Tuesday Jun 14, 2005

Solaris x86, Device DMA, and the DDI

Solaris x86, Device DMA, and the DDI I'm going to start a monthly blog entry on a DDI subject of your choice... Now that OpenSolaris is available, I can get into some decent detail referencing kernel code when needed.

So I'm seeking a topic for July... Anyone interested, submit your DDI topic of interest in the comments and I'll pick one for July....

For June, I'm going to talk about Solaris x86, device DMA, and the DDI.. Mostly because that's what I have been spending some of my time on lately... I write code, not documents, so don't expect too much. I can't spell worth a damn... Grammar is poor. Use the wrong words a lot. I'll probably jump around a lot too :-). Hopefully, you'll still get something meaningful out of this ;-)

I'm assuming for this entry you already know a little bit about the DDI DMA interfaces in Solaris. If not, you can look at the following manpages for a little background...

  • ddi_dma_alloc_handle(9M)
  • ddi_dma_free_handle(9M)
  • ddi_dma_addr_bind_handle(9M)
  • ddi_dma_buf_bind_handle(9M)
  • ddi_dma_unbind_handle(9M)
  • ddi_dma_sync(9M)
  • ddi_dma_getwin(9M)
  • ddi_dma_nextcookie(9M)
  • ddi_dma_attr(9S)
  • ddi_dma_cookie(9S)

The implementation of these routines live in sunddi.c where sunddi.o resides in genunix (/kernel/amd64/genunix). You'll see when you look at this code, that most of these routines are just simple wrappers which will eventually end up in architecture specific code.

Jumping ahead a little, on x86, we end up in the rootnex driver. The rootnex driver is the x86 root nexus driver. Nexus drivers implement the busops interface in dev_ops. Basically, drivers are hierarchical where nexus drivers can have children which could be either other nexus drivers or leaf drivers. A leaf driver is the last driver in a branch (i.e. can't have any children). The root nexus driver is the root driver, similar to the root of a filesystem. Anyway, that's a subject of another entry. For now, just trust me that we end up in rootnex for x86 :-)
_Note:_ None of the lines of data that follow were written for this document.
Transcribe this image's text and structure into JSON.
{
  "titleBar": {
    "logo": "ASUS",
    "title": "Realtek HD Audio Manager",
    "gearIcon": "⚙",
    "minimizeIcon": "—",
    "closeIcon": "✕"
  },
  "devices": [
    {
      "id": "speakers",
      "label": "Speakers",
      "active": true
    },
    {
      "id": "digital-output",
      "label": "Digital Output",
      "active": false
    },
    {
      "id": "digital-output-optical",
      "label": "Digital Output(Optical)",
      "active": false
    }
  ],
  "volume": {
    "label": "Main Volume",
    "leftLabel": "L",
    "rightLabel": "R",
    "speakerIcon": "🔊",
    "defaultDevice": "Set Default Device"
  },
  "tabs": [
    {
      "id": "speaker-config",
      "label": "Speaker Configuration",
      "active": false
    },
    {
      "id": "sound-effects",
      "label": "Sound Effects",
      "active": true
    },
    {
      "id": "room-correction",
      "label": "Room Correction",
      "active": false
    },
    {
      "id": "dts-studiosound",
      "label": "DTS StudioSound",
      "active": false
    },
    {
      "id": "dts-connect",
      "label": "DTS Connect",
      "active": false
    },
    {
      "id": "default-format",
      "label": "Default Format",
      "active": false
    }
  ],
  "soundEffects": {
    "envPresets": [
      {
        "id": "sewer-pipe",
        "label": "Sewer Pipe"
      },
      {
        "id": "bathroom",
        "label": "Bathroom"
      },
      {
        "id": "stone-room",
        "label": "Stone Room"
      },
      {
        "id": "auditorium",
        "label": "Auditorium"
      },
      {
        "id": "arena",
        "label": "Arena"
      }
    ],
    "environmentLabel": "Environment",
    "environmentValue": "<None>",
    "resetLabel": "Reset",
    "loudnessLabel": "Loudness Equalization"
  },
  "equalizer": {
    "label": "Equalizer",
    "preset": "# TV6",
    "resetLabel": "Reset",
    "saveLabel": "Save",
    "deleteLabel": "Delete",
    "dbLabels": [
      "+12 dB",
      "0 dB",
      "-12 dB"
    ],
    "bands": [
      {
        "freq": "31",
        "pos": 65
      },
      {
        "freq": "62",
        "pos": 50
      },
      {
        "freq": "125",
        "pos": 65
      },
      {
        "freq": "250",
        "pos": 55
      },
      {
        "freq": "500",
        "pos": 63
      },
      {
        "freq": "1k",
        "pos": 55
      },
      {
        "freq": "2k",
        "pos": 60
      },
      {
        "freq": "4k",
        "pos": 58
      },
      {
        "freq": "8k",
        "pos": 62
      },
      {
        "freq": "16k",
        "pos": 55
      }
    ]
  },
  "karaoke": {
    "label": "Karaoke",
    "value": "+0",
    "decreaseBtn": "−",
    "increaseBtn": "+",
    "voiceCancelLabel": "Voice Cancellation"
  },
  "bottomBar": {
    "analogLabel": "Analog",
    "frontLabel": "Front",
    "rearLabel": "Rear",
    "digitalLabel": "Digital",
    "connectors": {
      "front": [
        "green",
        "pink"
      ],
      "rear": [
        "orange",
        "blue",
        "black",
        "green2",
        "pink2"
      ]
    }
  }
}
So a quick mapping of code is:

ddi_dma_nextcookie stays in genunix...

Now let me be the first to say this is pretty rough code... This should be changing soon, but for now, you have been warned... So now that you know where the code is, I'm going to jump back up to a higher level...

If your still interested, you probably already know the normal sequence is to alloc a dma handle, bind a buffer, get your cookies (physical addresses to DMA into), sync if reading from memory, do your DMA, etc...

When a dma handle is allocated, the rootnex driver will do some validation on the ddi_dma_attr and pre-allocate some state for you. Nothing very exciting... The fun stuff happens in the bind code which will be the topic for the rest of this entry.. Instead of walking through the code, I'll walk through the concepts... The code should be changing soon, so I don't want to spend a lot of time on code which may not be the same by the time you read this. But first some terminology I'll be using which doesn't always match up with other folks terminology. Sometimes I like to redefine things too :-).

  • Scatter/Gather List (SGL) - a list of physically contiguous buffers
  • Cookie - single physically contiguous buffer i.e. a SGL element.
  • SGL Length - The maximum number of cookies/SGL elements the DMA engine supports
  • Copy Buffer - bounce buffer/intermediate buffer. Used as a temporary buffer to DMA to/from when the DMA engine can't reach the physical address we are supposed to MDA into.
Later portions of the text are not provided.